So here is a scenario I have been working on at work for the last day or so. I have set up two sets of failover SQL server Clusters. Four servers total. If you don’t know why someone would do that, it is for high availability. If one of the SQL servers goes offline, it will fail over to the second node in the cluster, and nobody is the wiser. It’s a good thing to do so you can do maintenance during business hours without interruptions, and just to generally cover your bases so you don’t get woken up in the middle of the night due to an outage.
My company’s network is set up kind of weird. I manage multiple domains. This is because I also manage a hosting environment for clients. We backup our servers currently with Microsoft Data Protection Manager 2010 (DPM). Everything has been great with it until now. You see, since I just setup the failover clusters in the hosting environment, I wanted to add them to DPM to back them up. The DPM server is joined to a different domain, so I had to manually install the DPM agents on each of the failover nodes. Here is where I noticed an issue.

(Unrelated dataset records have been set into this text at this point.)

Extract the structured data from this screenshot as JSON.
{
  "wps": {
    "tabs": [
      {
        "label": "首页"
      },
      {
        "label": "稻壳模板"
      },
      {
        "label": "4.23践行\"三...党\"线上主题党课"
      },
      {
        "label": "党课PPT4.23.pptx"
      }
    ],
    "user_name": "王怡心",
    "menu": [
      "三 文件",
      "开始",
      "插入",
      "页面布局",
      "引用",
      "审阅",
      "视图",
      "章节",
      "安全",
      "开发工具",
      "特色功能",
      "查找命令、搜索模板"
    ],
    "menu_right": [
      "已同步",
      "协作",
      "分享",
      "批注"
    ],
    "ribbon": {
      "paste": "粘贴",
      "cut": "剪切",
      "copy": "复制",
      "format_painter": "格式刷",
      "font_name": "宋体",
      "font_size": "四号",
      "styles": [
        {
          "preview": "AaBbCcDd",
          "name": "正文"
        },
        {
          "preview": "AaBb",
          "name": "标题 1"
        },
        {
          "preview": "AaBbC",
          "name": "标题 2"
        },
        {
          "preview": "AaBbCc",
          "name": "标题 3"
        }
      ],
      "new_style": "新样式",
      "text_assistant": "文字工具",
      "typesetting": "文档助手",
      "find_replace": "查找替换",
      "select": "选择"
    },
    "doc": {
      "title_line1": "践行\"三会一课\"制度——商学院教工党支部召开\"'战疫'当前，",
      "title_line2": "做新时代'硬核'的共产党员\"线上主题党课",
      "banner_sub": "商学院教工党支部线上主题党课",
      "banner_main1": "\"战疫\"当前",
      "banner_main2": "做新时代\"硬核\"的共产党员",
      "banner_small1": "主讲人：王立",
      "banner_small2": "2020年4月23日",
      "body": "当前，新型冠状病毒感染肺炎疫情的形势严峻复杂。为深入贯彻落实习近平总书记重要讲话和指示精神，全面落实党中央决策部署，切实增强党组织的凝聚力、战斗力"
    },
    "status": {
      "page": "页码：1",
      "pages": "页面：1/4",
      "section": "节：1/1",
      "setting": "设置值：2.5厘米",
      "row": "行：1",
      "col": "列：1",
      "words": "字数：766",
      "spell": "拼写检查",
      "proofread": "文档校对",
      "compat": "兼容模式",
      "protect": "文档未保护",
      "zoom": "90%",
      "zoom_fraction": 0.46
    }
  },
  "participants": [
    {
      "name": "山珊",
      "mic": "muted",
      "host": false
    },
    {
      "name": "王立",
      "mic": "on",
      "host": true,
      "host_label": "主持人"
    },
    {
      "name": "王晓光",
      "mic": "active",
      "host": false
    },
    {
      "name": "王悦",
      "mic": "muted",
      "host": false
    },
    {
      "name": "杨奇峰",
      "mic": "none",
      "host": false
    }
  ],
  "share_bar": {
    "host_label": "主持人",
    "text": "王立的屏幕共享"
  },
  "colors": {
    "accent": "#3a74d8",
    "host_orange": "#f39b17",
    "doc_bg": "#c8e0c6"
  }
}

DPM could see that each node was a part of a failover cluster, but under the cluster I had no options to back up anything! WTF?!? Well it turns out, this type of setup is not supported by Microsoft. Check it out. In fact, there are a lot of things NOT supported in untrusted networks, or in workgroups setups. Check them out:
Click The Image To Enlarge
My workaround for this situation is to simply use SQL maintenance tasks to backup SQL on these clusters to flat bak files, and just back those up with DPM. It’s not ideal, but it beats a sharp stick in the eye. If these clusters were in the same domain as the DPM server, it wouldn’t be an issue at all. Damn it Microsoft! Why is it that companies like Symantec can make a better backup product than you for your software? You guys should be the ones that know the best way to backup your stuff! I hope this is fixed in the next release!